Desidero sostare un poco con voi per ascoltare la voce del vostro cuore, prima ancora che le parole, magari di circostanza, che accompagnano a volte questi momenti di augurio. Il cuore è carico di sentimenti, di attese, di preoccupazioni, di gioia ma anche di sofferenze. È il cuore di tanti coniugi che vivono situazioni difficili o di conflitto tra loro, oppure un faticoso dialogo con figli; è il cuore dei ragazzi e giovani aperti al sogno del loro domani che non riesce a volte ad esplodere al di fuori della loro interiorità, perché si scontra con la dura legge della vita che sembra tarpare le ali anche più solide e abbattere gli ideali più alti; è il cuore di tanti anziani che hanno lavorato e si sono sacrificati tanto per i figli e la famiglia e forse si sentono ora non considerati e soli...

La casa con le sue mura copre tante situazioni personali e familiari di questo genere e tante altre che ognuno vive in se stesso e nei rapporti con gli altri membri della famiglia.

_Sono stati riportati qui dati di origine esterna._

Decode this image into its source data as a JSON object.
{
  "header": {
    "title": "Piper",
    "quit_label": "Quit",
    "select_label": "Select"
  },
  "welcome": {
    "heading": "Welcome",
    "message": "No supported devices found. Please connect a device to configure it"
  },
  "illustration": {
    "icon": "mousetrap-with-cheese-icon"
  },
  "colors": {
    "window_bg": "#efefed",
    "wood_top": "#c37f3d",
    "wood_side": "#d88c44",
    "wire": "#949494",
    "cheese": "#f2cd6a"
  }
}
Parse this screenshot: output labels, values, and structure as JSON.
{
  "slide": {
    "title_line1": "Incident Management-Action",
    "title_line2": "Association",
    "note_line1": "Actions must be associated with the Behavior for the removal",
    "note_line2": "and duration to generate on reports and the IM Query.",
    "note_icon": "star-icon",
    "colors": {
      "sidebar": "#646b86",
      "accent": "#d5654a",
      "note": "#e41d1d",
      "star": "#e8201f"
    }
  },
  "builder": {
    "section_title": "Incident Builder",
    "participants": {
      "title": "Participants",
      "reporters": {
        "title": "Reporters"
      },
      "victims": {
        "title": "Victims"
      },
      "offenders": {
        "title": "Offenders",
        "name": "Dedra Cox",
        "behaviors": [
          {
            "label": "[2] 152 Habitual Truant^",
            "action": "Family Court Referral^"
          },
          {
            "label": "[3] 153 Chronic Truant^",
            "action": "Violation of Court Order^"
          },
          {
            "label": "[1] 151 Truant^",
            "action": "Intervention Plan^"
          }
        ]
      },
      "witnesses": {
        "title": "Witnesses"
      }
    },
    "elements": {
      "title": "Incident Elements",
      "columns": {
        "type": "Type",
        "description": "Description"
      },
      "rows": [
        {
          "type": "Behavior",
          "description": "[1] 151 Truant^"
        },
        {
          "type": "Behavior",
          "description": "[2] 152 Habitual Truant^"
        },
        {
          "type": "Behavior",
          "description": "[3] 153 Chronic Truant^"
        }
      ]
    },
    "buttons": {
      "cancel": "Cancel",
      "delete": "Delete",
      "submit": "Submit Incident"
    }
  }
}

Su questo vissuto scende la benedizione di Dio nella Pasqua del suo Figlio per dirci che nessuna sconfitta è definitiva, nessun dolore e sofferenza sono senza senso, nessuna situazione, anche le più tragica, è priva di luce e di speranza. Sembrano parole di consolazione ma non lo sono, carissimi, se crediamo in Colui, il nostro Dio, che queste parole ha reso fatti e azioni concrete nella sua stessa vita, fino a prenderle su di sé perché in noi ci fosse la certezza della possibile vittoria del bene sul male, della grazia sul peccato, della vita sulla morte. Questa è la Pasqua che si attua in chi, credendo in Gesù Cristo, accoglie la sua morte e risurrezione e, appoggiandosi su di lui, lotta, ama e spera contro ogni male ineluttabile e crede in una speranza di vita eterna che va al di là di ogni possibilità umana.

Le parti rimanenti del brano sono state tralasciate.